DUBAI (Zawya Dow Jones)--The Group of 20 industrial and developing nations meeting in Washington Saturday should make restoring global economic growth and stimulating employment its top priority, India-based global conglomerate Hinduja Group Chairman Srichand P Hinduja said Thursday.
G20 leaders meet in Washington, D.C. Saturday for the emergency economic summit.
"It is only through the unified action of global leaders that we will be able to avert the deepening of the financial crisis and also ensure that the common man does not endure economic hardship," he told Zawya Dow Jones in an interview Thursday.
Hinduja Group has global investments in investment banking and trade automotive, banking and finance, energy and chemicals and media and real estate.

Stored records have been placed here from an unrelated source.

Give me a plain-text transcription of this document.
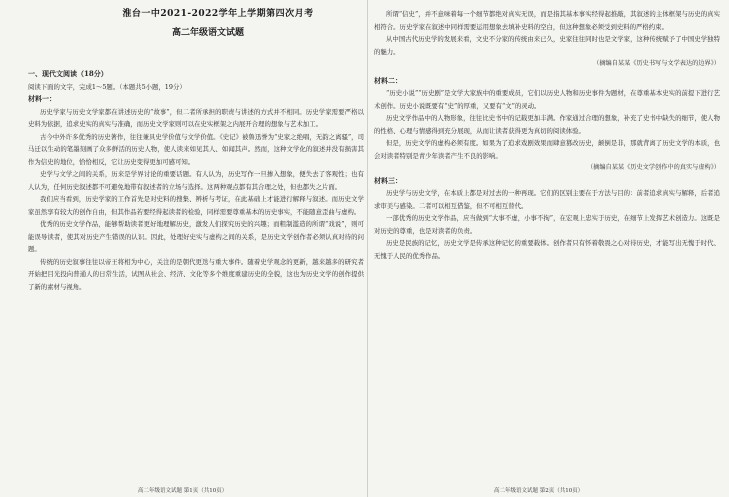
淮台一中2021-2022学年上学期第四次月考
高二年级语文试题
一、现代文阅读（18分）
阅读下面的文字，完成1～5题。（本题共5小题，19分）
材料一：

历史学家与历史文学家都在讲述历史的“故事”，但二者所承担的职责与讲述的方式并不相同。历史学家需要严格以史料为依据，追求史实的真实与准确，而历史文学家则可以在史实框架之内展开合理的想象与艺术加工。

古今中外许多优秀的历史著作，往往兼具史学价值与文学价值。《史记》被鲁迅誉为“史家之绝唱，无韵之离骚”，司马迁以生动的笔墨刻画了众多鲜活的历史人物，使人读来如见其人、如闻其声。然而，这种文学化的叙述并没有损害其作为信史的地位，恰恰相反，它让历史变得更加可感可知。

史学与文学之间的关系，历来是学界讨论的重要话题。有人认为，历史写作一旦掺入想象，便失去了客观性；也有人认为，任何历史叙述都不可避免地带有叙述者的立场与选择。这两种观点都有其合理之处，但也都失之片面。

我们应当看到，历史学家的工作首先是对史料的搜集、辨析与考证，在此基础上才能进行解释与叙述。而历史文学家虽然享有较大的创作自由，但其作品若要经得起读者的检验，同样需要尊重基本的历史事实，不能随意歪曲与虚构。

优秀的历史文学作品，能够帮助读者更好地理解历史，激发人们探究历史的兴趣；而粗制滥造的所谓“戏说”，则可能误导读者，使其对历史产生错误的认识。因此，处理好史实与虚构之间的关系，是历史文学创作者必须认真对待的问题。

传统的历史叙事往往以帝王将相为中心，关注的是朝代更迭与重大事件。随着史学观念的更新，越来越多的研究者开始把目光投向普通人的日常生活，试图从社会、经济、文化等多个维度重建历史的全貌，这也为历史文学的创作提供了新的素材与视角。

高二年级语文试题 第1页（共10页）

所谓“信史”，并不意味着每一个细节都绝对真实无误，而是指其基本事实经得起推敲，其叙述的主体框架与历史的真实相符合。历史学家在叙述中同样需要运用想象去填补史料的空白，但这种想象必须受到史料的严格约束。

从中国古代历史学的发展来看，文史不分家的传统由来已久，史家往往同时也是文学家，这种传统赋予了中国史学独特的魅力。

（摘编自某某《历史书写与文学表达的边界》）
材料二：

“历史小说”“历史剧”是文学大家族中的重要成员，它们以历史人物和历史事件为题材，在尊重基本史实的前提下进行艺术创作。历史小说既要有“史”的厚重，又要有“文”的灵动。

历史文学作品中的人物形象，往往比史书中的记载更加丰满。作家通过合理的想象，补充了史书中缺失的细节，使人物的性格、心理与情感得到充分展现，从而让读者获得更为真切的阅读体验。

但是，历史文学的虚构必须有度。如果为了追求戏剧效果而肆意篡改历史，颠倒是非，那就背离了历史文学的本质，也会对读者特别是青少年读者产生不良的影响。

（摘编自某某《历史文学创作中的真实与虚构》）
材料三：

历史学与历史文学，在本质上都是对过去的一种再现。它们的区别主要在于方法与目的：前者追求真实与解释，后者追求审美与感染。二者可以相互借鉴，但不可相互替代。

一部优秀的历史文学作品，应当做到“大事不虚，小事不拘”，在宏观上忠实于历史，在细节上发挥艺术创造力。这既是对历史的尊重，也是对读者的负责。

历史是民族的记忆，历史文学是传承这种记忆的重要载体。创作者只有怀着敬畏之心对待历史，才能写出无愧于时代、无愧于人民的优秀作品。

高二年级语文试题 第2页（共10页）
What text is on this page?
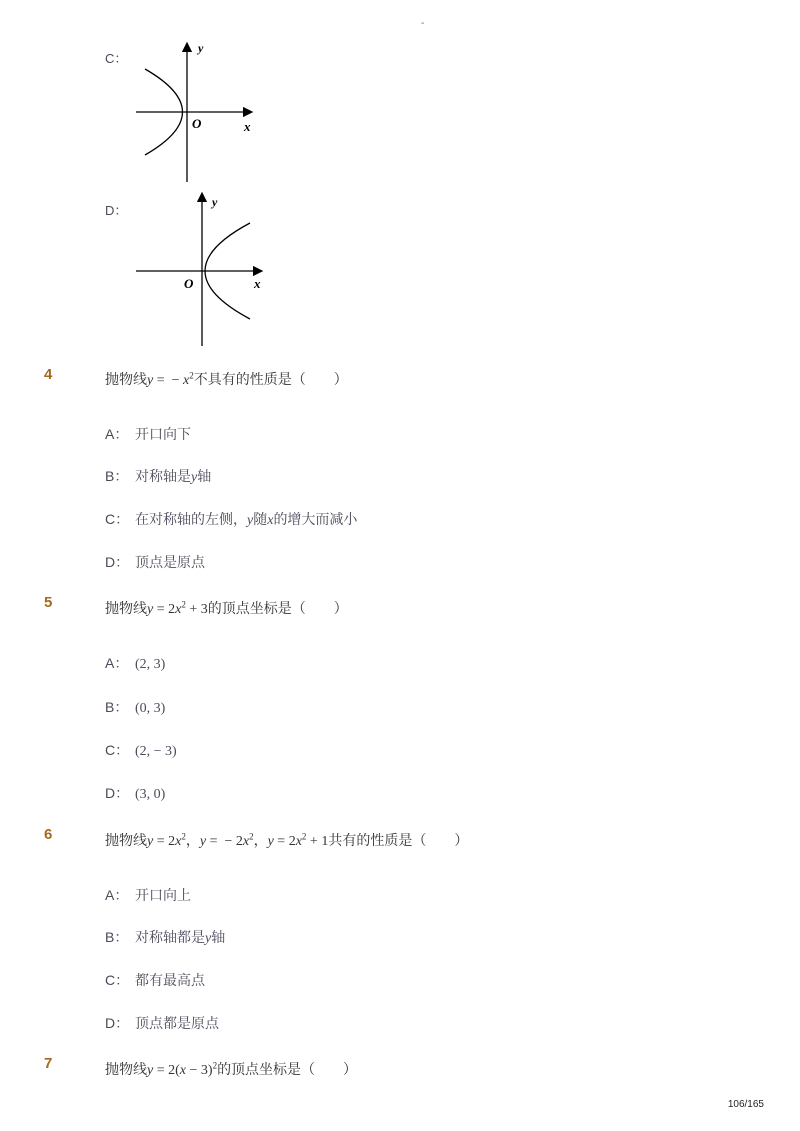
-
C：
y
O	x
D：
y
O	x
4	抛物线y =  − $x^2$不具有的性质是（　　）
A： 开口向下
B： 对称轴是y轴
C： 在对称轴的左侧，y随x的增大而减小
D： 顶点是原点
5	抛物线$y = 2x^2 + 3$的顶点坐标是（　　）
A： (2, 3)
B： (0, 3)
C： (2, − 3)
D： (3, 0)
6	抛物线$y = 2x^2$，y =  − $2x^2$，$y = 2x^2 + 1$共有的性质是（　　）
A： 开口向上
B： 对称轴都是y轴
C： 都有最高点
D： 顶点都是原点
7	抛物线$y = 2(x - 3)^2$的顶点坐标是（　　）
106/165
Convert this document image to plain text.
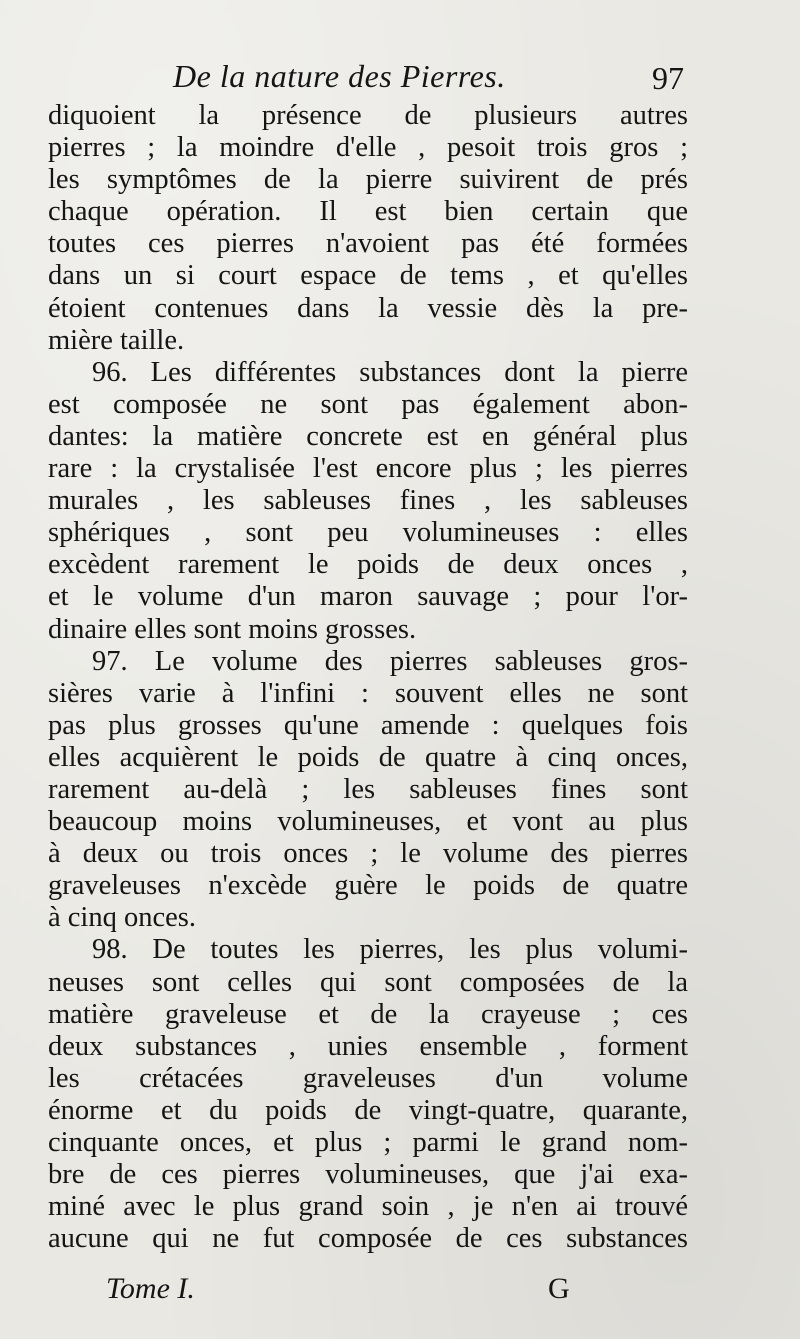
De la nature des Pierres.	97
diquoient la présence de plusieurs autres
pierres ; la moindre d'elle , pesoit trois gros ;
les symptômes de la pierre suivirent de prés
chaque opération. Il est bien certain que
toutes ces pierres n'avoient pas été formées
dans un si court espace de tems , et qu'elles
étoient contenues dans la vessie dès la pre-
mière taille.
96. Les différentes substances dont la pierre
est composée ne sont pas également abon-
dantes: la matière concrete est en général plus
rare : la crystalisée l'est encore plus ; les pierres
murales , les sableuses fines , les sableuses
sphériques , sont peu volumineuses : elles
excèdent rarement le poids de deux onces ,
et le volume d'un maron sauvage ; pour l'or-
dinaire elles sont moins grosses.
97. Le volume des pierres sableuses gros-
sières varie à l'infini : souvent elles ne sont
pas plus grosses qu'une amende : quelques fois
elles acquièrent le poids de quatre à cinq onces,
rarement au-delà ; les sableuses fines sont
beaucoup moins volumineuses, et vont au plus
à deux ou trois onces ; le volume des pierres
graveleuses n'excède guère le poids de quatre
à cinq onces.
98. De toutes les pierres, les plus volumi-
neuses sont celles qui sont composées de la
matière graveleuse et de la crayeuse ; ces
deux substances , unies ensemble , forment
les crétacées graveleuses d'un volume
énorme et du poids de vingt-quatre, quarante,
cinquante onces, et plus ; parmi le grand nom-
bre de ces pierres volumineuses, que j'ai exa-
miné avec le plus grand soin , je n'en ai trouvé
aucune qui ne fut composée de ces substances
Tome I.	G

These include truckmaker Ashok Leyland Ltd. (500477.BY ) and Gulf Oil Corp. (506480.BY).
Hinduja said the meeting of global leaders provides an opportunity to devise global structures and mechanisms to protect economies and stock markets from collapsing.
However, he said: "the summit must ensure that countries and trading blocks - in particular the U.S.. - don't erect protective tariff barriers around themselves.
"As India's economic progress has demonstrated, easing the restrictions on a closed economy opens the door to economic growth and prosperity."
The G20 summit is one of the first steps in rebuilding confidence in the global financial system, Hinduja said.
"The test of the summit's success will be the extent to which it can act."
Improved regulation of markets, the recapitalisation of banks by governments and soverign wealth funds in such a way as not to allow the banks to repeat the same mistakes are some of the issues that the G20 will need to tackle, he said.
There will be no quick remedy for the crisis, it will take time, "We think between three to five years and also a lot of hard work, but the world economy will undoubtedly be stronger as a result," Hinduja said.